Because these men were able to admit their weaknesses, they grew in strength and wisdom as they depended on and submitted to someone higher than themselves. The women who lived with the Patriarchs willingly put confidence in them because of the strength these sojourners conveyed through their obedience to God. Women were able to relate to God directly and walk in cooperation with men as an expression of their trust in God. Patriarchy in its purest sense offered protection.
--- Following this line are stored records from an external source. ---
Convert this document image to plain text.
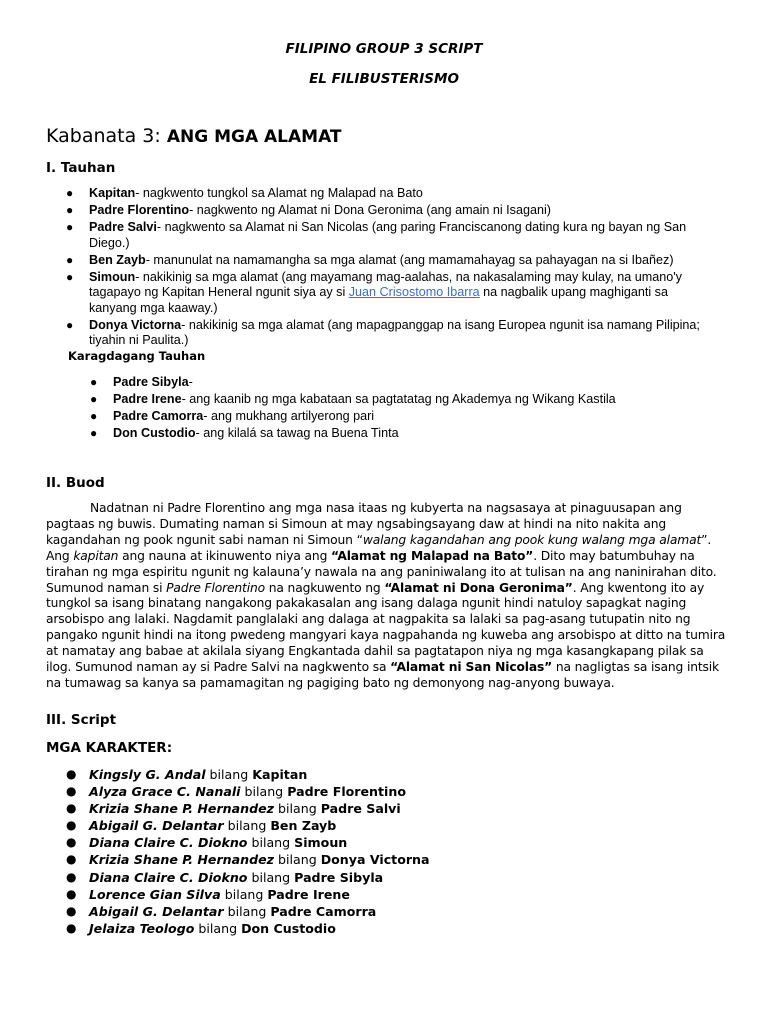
FILIPINO GROUP 3 SCRIPT
EL FILIBUSTERISMO
Kabanata 3: ANG MGA ALAMAT
I. Tauhan
● Kapitan- nagkwento tungkol sa Alamat ng Malapad na Bato
● Padre Florentino- nagkwento ng Alamat ni Dona Geronima (ang amain ni Isagani)
● Padre Salvi- nagkwento sa Alamat ni San Nicolas (ang paring Franciscanong dating kura ng bayan ng San Diego.)
● Ben Zayb- manunulat na namamangha sa mga alamat (ang mamamahayag sa pahayagan na si Ibañez)
● Simoun- nakikinig sa mga alamat (ang mayamang mag-aalahas, na nakasalaming may kulay, na umano'y tagapayo ng Kapitan Heneral ngunit siya ay si Juan Crisostomo Ibarra na nagbalik upang maghiganti sa kanyang mga kaaway.)
● Donya Victorna- nakikinig sa mga alamat (ang mapagpanggap na isang Europea ngunit isa namang Pilipina; tiyahin ni Paulita.)
Karagdagang Tauhan
● Padre Sibyla-
● Padre Irene- ang kaanib ng mga kabataan sa pagtatatag ng Akademya ng Wikang Kastila
● Padre Camorra- ang mukhang artilyerong pari
● Don Custodio- ang kilalá sa tawag na Buena Tinta
II. Buod
Nadatnan ni Padre Florentino ang mga nasa itaas ng kubyerta na nagsasaya at pinaguusapan ang pagtaas ng buwis. Dumating naman si Simoun at may ngsabingsayang daw at hindi na nito nakita ang kagandahan ng pook ngunit sabi naman ni Simoun “walang kagandahan ang pook kung walang mga alamat”. Ang kapitan ang nauna at ikinuwento niya ang “Alamat ng Malapad na Bato”. Dito may batumbuhay na tirahan ng mga espiritu ngunit ng kalauna’y nawala na ang paniniwalang ito at tulisan na ang naninirahan dito. Sumunod naman si Padre Florentino na nagkuwento ng “Alamat ni Dona Geronima”. Ang kwentong ito ay tungkol sa isang binatang nangakong pakakasalan ang isang dalaga ngunit hindi natuloy sapagkat naging arsobispo ang lalaki. Nagdamit panglalaki ang dalaga at nagpakita sa lalaki sa pag-asang tutupatin nito ng pangako ngunit hindi na itong pwedeng mangyari kaya nagpahanda ng kuweba ang arsobispo at ditto na tumira at namatay ang babae at akilala siyang Engkantada dahil sa pagtatapon niya ng mga kasangkapang pilak sa ilog. Sumunod naman ay si Padre Salvi na nagkwento sa “Alamat ni San Nicolas” na nagligtas sa isang intsik na tumawag sa kanya sa pamamagitan ng pagiging bato ng demonyong nag-anyong buwaya.
III. Script
MGA KARAKTER:
● Kingsly G. Andal bilang Kapitan
● Alyza Grace C. Nanali bilang Padre Florentino
● Krizia Shane P. Hernandez bilang Padre Salvi
● Abigail G. Delantar bilang Ben Zayb
● Diana Claire C. Diokno bilang Simoun
● Krizia Shane P. Hernandez bilang Donya Victorna
● Diana Claire C. Diokno bilang Padre Sibyla
● Lorence Gian Silva bilang Padre Irene
● Abigail G. Delantar bilang Padre Camorra
● Jelaiza Teologo bilang Don Custodio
In my denomination, a debate is percolating regarding whether women should be able to carry the title of “Pastor” within our churches. One of the many reasons that thousands of messengers at the recent Southern Baptist Convention annual meeting voted to clarify that women should not hold a pastor title is because of the lingering and—until now—indistinct fear that women might see the title as license to replace men as the heads of our local churches.
Many women in the SBC recognize that we are capable of leadership and innovation within the church aside from the role of leading a church. We enthusiastically participate in our churches with the understanding that we add significantly to the richness of church life. We do not see the pastor title as an avenue to supplant the leadership structure we’ve embraced and do not see women’s use of the title as a change to that structure. But now Barbie has confirmed the worst suspicions surrounding this issue. Of all the professions Barbie claims, priest or pastor hasn’t been one of them, but the secret is out: if women are in, men are irrelevant. Best keep that Barbie in the box.
As we left the feature, I commented that many of the aspects of the film reflect a fifty-year-old woman’s viewpoints in the most humorous way. I worried aloud that young men and women would not realize the nuances of the message they hear preached—yes, the movie preaches. Barbie redefined patriarchy in a distorted way, laced with half-truths (where have we seen that before?).
In this time of confused identities and longhouse intimidation, there’s no more important time for men and women to understand their roles and how they can contribute to one another and to society through cooperation and unity. Genders have strengths and weaknesses that can be caricatured and parodied, but among those stereotypical and not-so-typical characteristics, we find unique tools to help one another succeed.